Association of BLM and BRCA1 during Telomere Maintenance in ALT Cells

• Published in: PloS one Vol. 9; no. 8; p. e103819
• Main Authors: Acharya, Samir, Kaul, Zeenia, Gocha, April Sandy, Martinez, Alaina R, Harris, Julia, Parvin, Jeffrey D, Groden, Joanna
• Format: Journal Article
• Language: English
• Published: United States Public Library of Science 01.08.2014; Public Library of Science (PLoS)

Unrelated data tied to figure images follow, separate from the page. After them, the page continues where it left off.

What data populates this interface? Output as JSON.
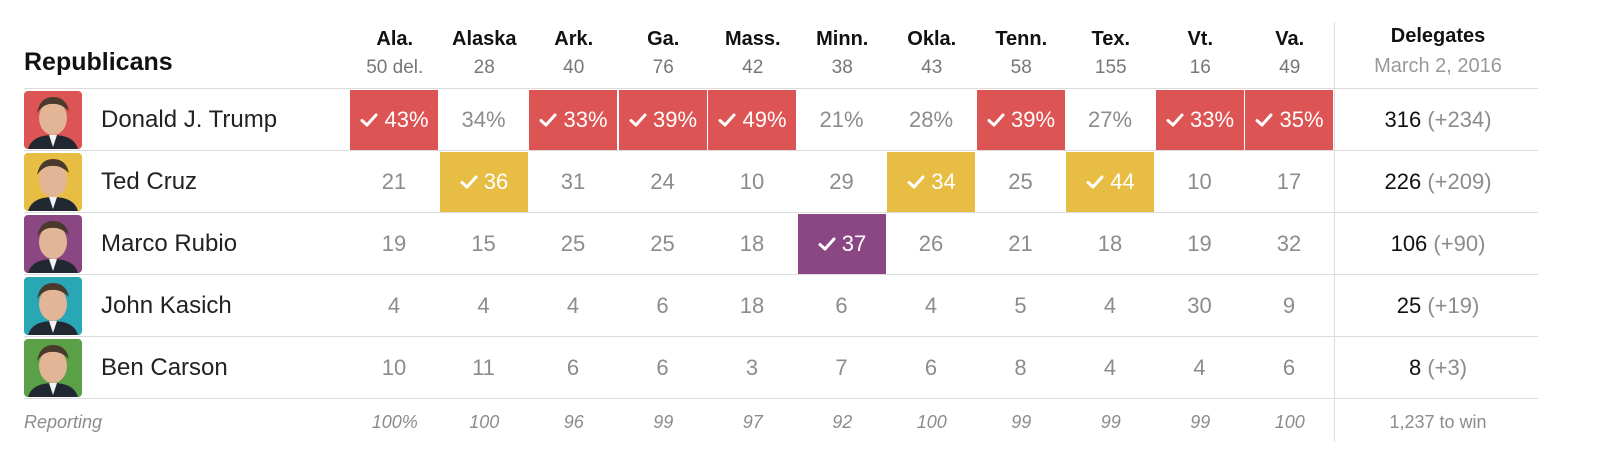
{
  "colors": {
    "trump": "#dc5453",
    "cruz": "#e8bd44",
    "rubio": "#8b4783",
    "kasich": "#2aa7b4",
    "carson": "#5aa046",
    "divider": "#dcdcdc",
    "muted": "#8c8c8c"
  },
  "chart_data": {
    "type": "table",
    "title": "Republicans",
    "states": [
      {
        "name": "Ala.",
        "delegates": "50 del.",
        "reporting": "100%"
      },
      {
        "name": "Alaska",
        "delegates": "28",
        "reporting": "100"
      },
      {
        "name": "Ark.",
        "delegates": "40",
        "reporting": "96"
      },
      {
        "name": "Ga.",
        "delegates": "76",
        "reporting": "99"
      },
      {
        "name": "Mass.",
        "delegates": "42",
        "reporting": "97"
      },
      {
        "name": "Minn.",
        "delegates": "38",
        "reporting": "92"
      },
      {
        "name": "Okla.",
        "delegates": "43",
        "reporting": "100"
      },
      {
        "name": "Tenn.",
        "delegates": "58",
        "reporting": "99"
      },
      {
        "name": "Tex.",
        "delegates": "155",
        "reporting": "99"
      },
      {
        "name": "Vt.",
        "delegates": "16",
        "reporting": "99"
      },
      {
        "name": "Va.",
        "delegates": "49",
        "reporting": "100"
      }
    ],
    "delegates_header": {
      "title": "Delegates",
      "date": "March 2, 2016"
    },
    "candidates": [
      {
        "name": "Donald J. Trump",
        "color_key": "trump",
        "avatar_icon": "donald-trump-portrait",
        "values": [
          "43%",
          "34%",
          "33%",
          "39%",
          "49%",
          "21%",
          "28%",
          "39%",
          "27%",
          "33%",
          "35%"
        ],
        "wins": [
          true,
          false,
          true,
          true,
          true,
          false,
          false,
          true,
          false,
          true,
          true
        ],
        "delegates": "316",
        "delegates_change": "(+234)"
      },
      {
        "name": "Ted Cruz",
        "color_key": "cruz",
        "avatar_icon": "ted-cruz-portrait",
        "values": [
          "21",
          "36",
          "31",
          "24",
          "10",
          "29",
          "34",
          "25",
          "44",
          "10",
          "17"
        ],
        "wins": [
          false,
          true,
          false,
          false,
          false,
          false,
          true,
          false,
          true,
          false,
          false
        ],
        "delegates": "226",
        "delegates_change": "(+209)"
      },
      {
        "name": "Marco Rubio",
        "color_key": "rubio",
        "avatar_icon": "marco-rubio-portrait",
        "values": [
          "19",
          "15",
          "25",
          "25",
          "18",
          "37",
          "26",
          "21",
          "18",
          "19",
          "32"
        ],
        "wins": [
          false,
          false,
          false,
          false,
          false,
          true,
          false,
          false,
          false,
          false,
          false
        ],
        "delegates": "106",
        "delegates_change": "(+90)"
      },
      {
        "name": "John Kasich",
        "color_key": "kasich",
        "avatar_icon": "john-kasich-portrait",
        "values": [
          "4",
          "4",
          "4",
          "6",
          "18",
          "6",
          "4",
          "5",
          "4",
          "30",
          "9"
        ],
        "wins": [
          false,
          false,
          false,
          false,
          false,
          false,
          false,
          false,
          false,
          false,
          false
        ],
        "delegates": "25",
        "delegates_change": "(+19)"
      },
      {
        "name": "Ben Carson",
        "color_key": "carson",
        "avatar_icon": "ben-carson-portrait",
        "values": [
          "10",
          "11",
          "6",
          "6",
          "3",
          "7",
          "6",
          "8",
          "4",
          "4",
          "6"
        ],
        "wins": [
          false,
          false,
          false,
          false,
          false,
          false,
          false,
          false,
          false,
          false,
          false
        ],
        "delegates": "8",
        "delegates_change": "(+3)"
      }
    ],
    "reporting_label": "Reporting",
    "to_win": "1,237 to win"
  }
}
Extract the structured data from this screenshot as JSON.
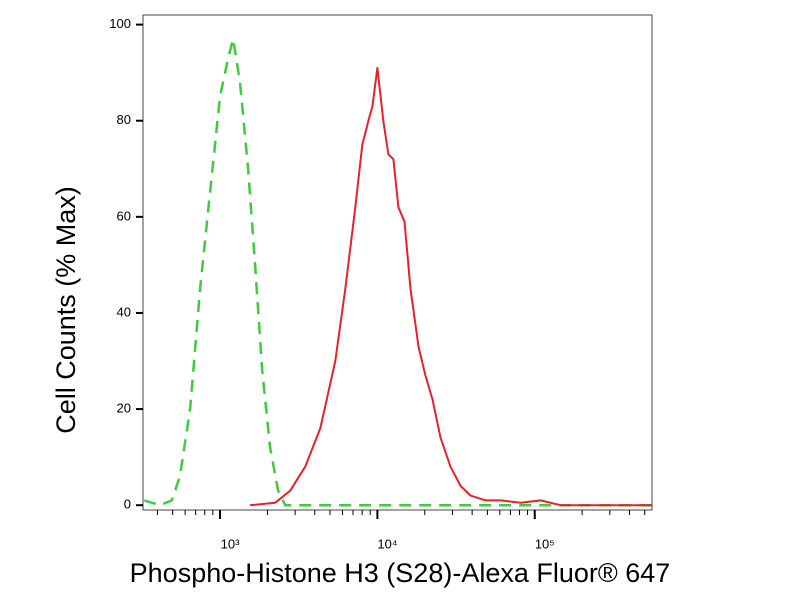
{
  "chart_data": {
    "type": "line",
    "xlabel": "Phospho-Histone H3 (S28)-Alexa Fluor® 647",
    "ylabel": "Cell Counts (% Max)",
    "xscale": "log",
    "xlim": [
      324,
      556000
    ],
    "ylim": [
      -1,
      102
    ],
    "xticks": [
      {
        "value": 1000,
        "label": "10³"
      },
      {
        "value": 10000,
        "label": "10⁴"
      },
      {
        "value": 100000,
        "label": "10⁵"
      }
    ],
    "xminorticks": [
      400,
      500,
      600,
      700,
      800,
      900,
      2000,
      3000,
      4000,
      5000,
      6000,
      7000,
      8000,
      9000,
      20000,
      30000,
      40000,
      50000,
      60000,
      70000,
      80000,
      90000,
      200000,
      300000,
      400000,
      500000
    ],
    "yticks": [
      0,
      20,
      40,
      60,
      80,
      100
    ],
    "series": [
      {
        "color": "#3ccc3c",
        "dashed": true,
        "x": [
          330,
          415,
          494,
          556,
          645,
          747,
          863,
          1000,
          1125,
          1210,
          1340,
          1508,
          1670,
          1853,
          2081,
          2340,
          2595,
          14000,
          556000
        ],
        "values": [
          1,
          0,
          1,
          6,
          20,
          45,
          65,
          85,
          93,
          97,
          88,
          70,
          50,
          28,
          12,
          3,
          0,
          0,
          0
        ]
      },
      {
        "color": "#e8202a",
        "dashed": false,
        "x": [
          1553,
          2240,
          2790,
          3478,
          4335,
          5400,
          6250,
          7240,
          8020,
          8770,
          9290,
          10000,
          10900,
          11740,
          12640,
          13600,
          14870,
          16230,
          18240,
          20200,
          22400,
          25200,
          29150,
          33800,
          39100,
          48700,
          60700,
          81400,
          109000,
          146000,
          556000
        ],
        "values": [
          0,
          0.5,
          3,
          8,
          16,
          30,
          45,
          62,
          75,
          80,
          83,
          91,
          80,
          73,
          72,
          62,
          59,
          45,
          33,
          27,
          22,
          14,
          8,
          4,
          2,
          1,
          1,
          0.5,
          1,
          0,
          0
        ]
      }
    ]
  }
}
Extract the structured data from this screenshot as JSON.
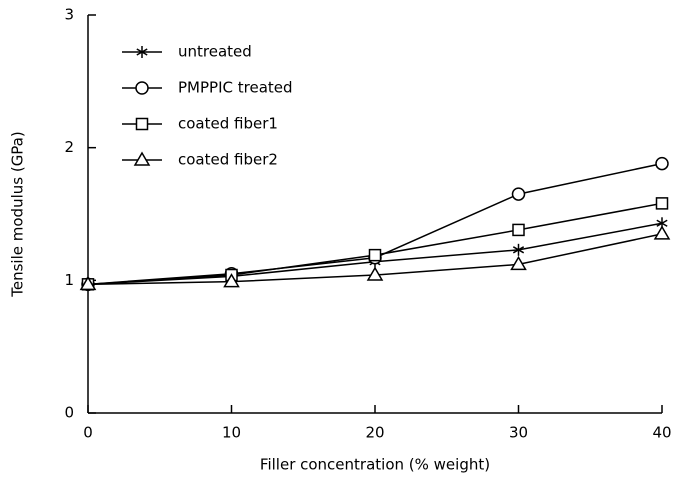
{
  "chart_data": {
    "type": "line",
    "x_label": "Filler concentration (% weight)",
    "y_label": "Tensile modulus (GPa)",
    "x": [
      0,
      10,
      20,
      30,
      40
    ],
    "series": [
      {
        "name": "untreated",
        "color": "#000000",
        "marker": "asterisk",
        "values": [
          0.97,
          1.03,
          1.14,
          1.23,
          1.43
        ]
      },
      {
        "name": "PMPPIC treated",
        "color": "#000000",
        "marker": "circle",
        "values": [
          0.97,
          1.05,
          1.17,
          1.65,
          1.88
        ]
      },
      {
        "name": "coated fiber1",
        "color": "#000000",
        "marker": "square",
        "values": [
          0.97,
          1.04,
          1.19,
          1.38,
          1.58
        ]
      },
      {
        "name": "coated fiber2",
        "color": "#000000",
        "marker": "triangle",
        "values": [
          0.97,
          0.99,
          1.04,
          1.12,
          1.35
        ]
      }
    ],
    "xlim": [
      0,
      40
    ],
    "xticks": [
      0,
      10,
      20,
      30,
      40
    ],
    "ylim": [
      0,
      3
    ],
    "yticks": [
      0,
      1,
      2,
      3
    ],
    "grid": false,
    "legend": "upper left"
  }
}
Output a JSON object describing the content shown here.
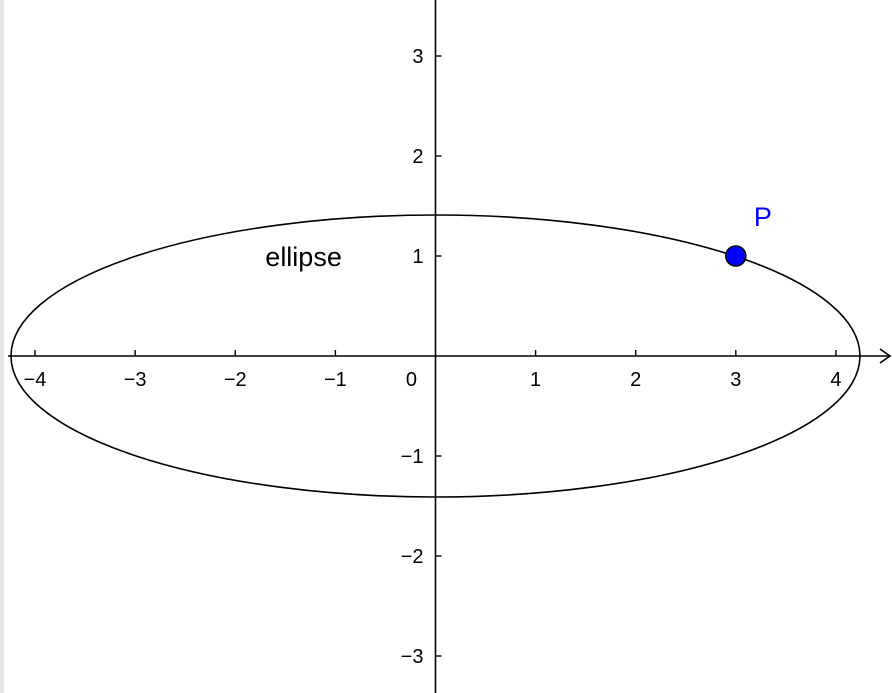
{
  "graphics_view": {
    "x_range": [
      -4.35,
      4.56
    ],
    "y_range": [
      -3.37,
      3.56
    ],
    "grid": false,
    "axis_color": "#000000",
    "curve_color": "#000000",
    "point_color": "#0000ff",
    "point_outline_color": "#000000",
    "x_axis": {
      "arrow": true,
      "ticks": [
        -4,
        -3,
        -2,
        -1,
        0,
        1,
        2,
        3,
        4
      ],
      "tick_labels": [
        "−4",
        "−3",
        "−2",
        "−1",
        "0",
        "1",
        "2",
        "3",
        "4"
      ]
    },
    "y_axis": {
      "arrow": false,
      "ticks": [
        -3,
        -2,
        -1,
        1,
        2,
        3
      ],
      "tick_labels": [
        "−3",
        "−2",
        "−1",
        "1",
        "2",
        "3"
      ]
    }
  },
  "objects": {
    "ellipse": {
      "label": "ellipse",
      "center": [
        0,
        0
      ],
      "semi_major_axis": 4.24,
      "semi_minor_axis": 1.41,
      "label_position": [
        -1.7,
        0.9
      ]
    },
    "point": {
      "label": "P",
      "x": 3,
      "y": 1,
      "label_offset": [
        0.18,
        0.3
      ]
    }
  }
}
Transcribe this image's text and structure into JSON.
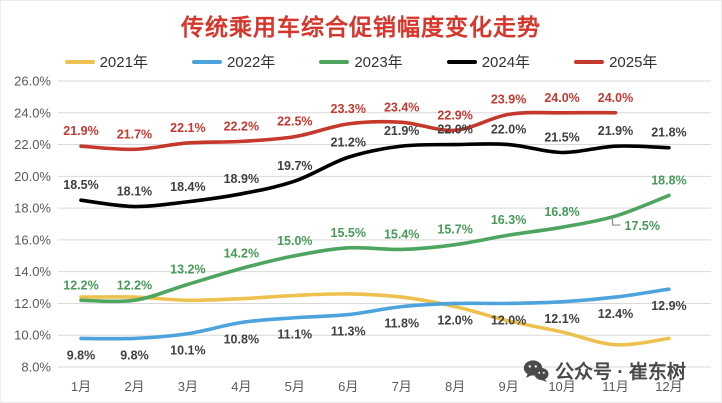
{
  "watermark": {
    "icon": "wechat-icon",
    "text": "公众号 · 崔东树"
  },
  "chart_data": {
    "type": "line",
    "title": "传统乘用车综合促销幅度变化走势",
    "title_color": "#d6362b",
    "xlabel": "",
    "ylabel": "",
    "categories": [
      "1月",
      "2月",
      "3月",
      "4月",
      "5月",
      "6月",
      "7月",
      "8月",
      "9月",
      "10月",
      "11月",
      "12月"
    ],
    "y_axis": {
      "min": 8,
      "max": 26,
      "step": 2,
      "ticks": [
        "8.0%",
        "10.0%",
        "12.0%",
        "14.0%",
        "16.0%",
        "18.0%",
        "20.0%",
        "22.0%",
        "24.0%",
        "26.0%"
      ]
    },
    "grid": true,
    "gridline_color": "#d9d9d9",
    "axis_text_color": "#595959",
    "legend_position": "top",
    "series": [
      {
        "name": "2021年",
        "color": "#edc14d",
        "labels_shown": false,
        "values": [
          12.4,
          12.4,
          12.2,
          12.3,
          12.5,
          12.6,
          12.4,
          11.8,
          10.9,
          10.2,
          9.4,
          9.8
        ]
      },
      {
        "name": "2022年",
        "color": "#4da3dc",
        "labels_shown": true,
        "label_position": "below",
        "label_color": "#404040",
        "values": [
          9.8,
          9.8,
          10.1,
          10.8,
          11.1,
          11.3,
          11.8,
          12.0,
          12.0,
          12.1,
          12.4,
          12.9
        ]
      },
      {
        "name": "2023年",
        "color": "#4ea55f",
        "labels_shown": true,
        "label_position": "above",
        "label_color": "#479a58",
        "callout_index": 10,
        "values": [
          12.2,
          12.2,
          13.2,
          14.2,
          15.0,
          15.5,
          15.4,
          15.7,
          16.3,
          16.8,
          17.5,
          18.8
        ]
      },
      {
        "name": "2024年",
        "color": "#000000",
        "labels_shown": true,
        "label_position": "above",
        "label_color": "#404040",
        "values": [
          18.5,
          18.1,
          18.4,
          18.9,
          19.7,
          21.2,
          21.9,
          22.0,
          22.0,
          21.5,
          21.9,
          21.8
        ]
      },
      {
        "name": "2025年",
        "color": "#c5382c",
        "labels_shown": true,
        "label_position": "above",
        "label_color": "#c23a31",
        "values": [
          21.9,
          21.7,
          22.1,
          22.2,
          22.5,
          23.3,
          23.4,
          22.9,
          23.9,
          24.0,
          24.0
        ]
      }
    ]
  }
}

• Subjects: Biology and Life Sciences; Bloom's syndrome; Blotting, Western; BRCA1 protein; BRCA1 Protein - genetics; BRCA1 Protein - metabolism; Breast cancer; Cell cycle; Cell Cycle - genetics; Cell Cycle - physiology; Cell Line, Tumor; Cells (Biology); Chromosomes; Deoxyribonucleic acid; DNA; DNA damage; DNA helicase; DNA repair; DNA Repair - genetics; DNA Repair - physiology; Fluorescent Antibody Technique; Genetic recombination; Genomes; HeLa Cells; Homologous recombination; Homology; Humans; Immunology; Immunoprecipitation; Maintenance; Mammals; Medicine; Metabolism; Physiological aspects; Proteins; RecQ Helicases - genetics; RecQ Helicases - metabolism; Repair; Research and Analysis Methods; RNA polymerase; RNA, Small Interfering; Substrates; Surveillance; Telomerase; Telomere Homeostasis - genetics; Telomere Homeostasis - physiology; Telomeres; Tumor suppressor genes; Tumors; Unwinding; Virology; Yeast; United States > US; Ohio
• ISSN: 1932-6203; 1932-6203
• DOI: 10.1371/journal.pone.0103819

Fifteen percent of tumors utilize recombination-based alternative lengthening of telomeres (ALT) to maintain telomeres. The mechanisms underlying ALT are unclear but involve several proteins involved in homologous recombination including the BLM helicase, mutated in Bloom's syndrome, and the BRCA1 tumor suppressor. Cells deficient in either BLM or BRCA1 have phenotypes consistent with telomere dysfunction. Although BLM associates with numerous DNA damage repair proteins including BRCA1 during DNA repair, the functional consequences of BLM-BRCA1 association in telomere maintenance are not completely understood. Our earlier work showed the involvement of BRCA1 in different mechanisms of ALT, and telomere shortening upon loss of BLM in ALT cells. In order to delineate their roles in telomere maintenance, we studied their association in telomere metabolism in cells using ALT. This work shows that BLM and BRCA1 co-localize with RAD50 at telomeres during S- and G2-phases of the cell cycle in immortalized human cells using ALT but not in cells using telomerase to maintain telomeres. Co-immunoprecipitation of BRCA1 and BLM is enhanced in ALT cells at G2. Furthermore, BRCA1 and BLM interact with RAD50 predominantly in S- and G2-phases, respectively. Biochemical assays demonstrate that full-length BRCA1 increases the unwinding rate of BLM three-fold in assays using a DNA substrate that models a forked structure composed of telomeric repeats. Our results suggest that BRCA1 participates in ALT through its interactions with RAD50 and BLM.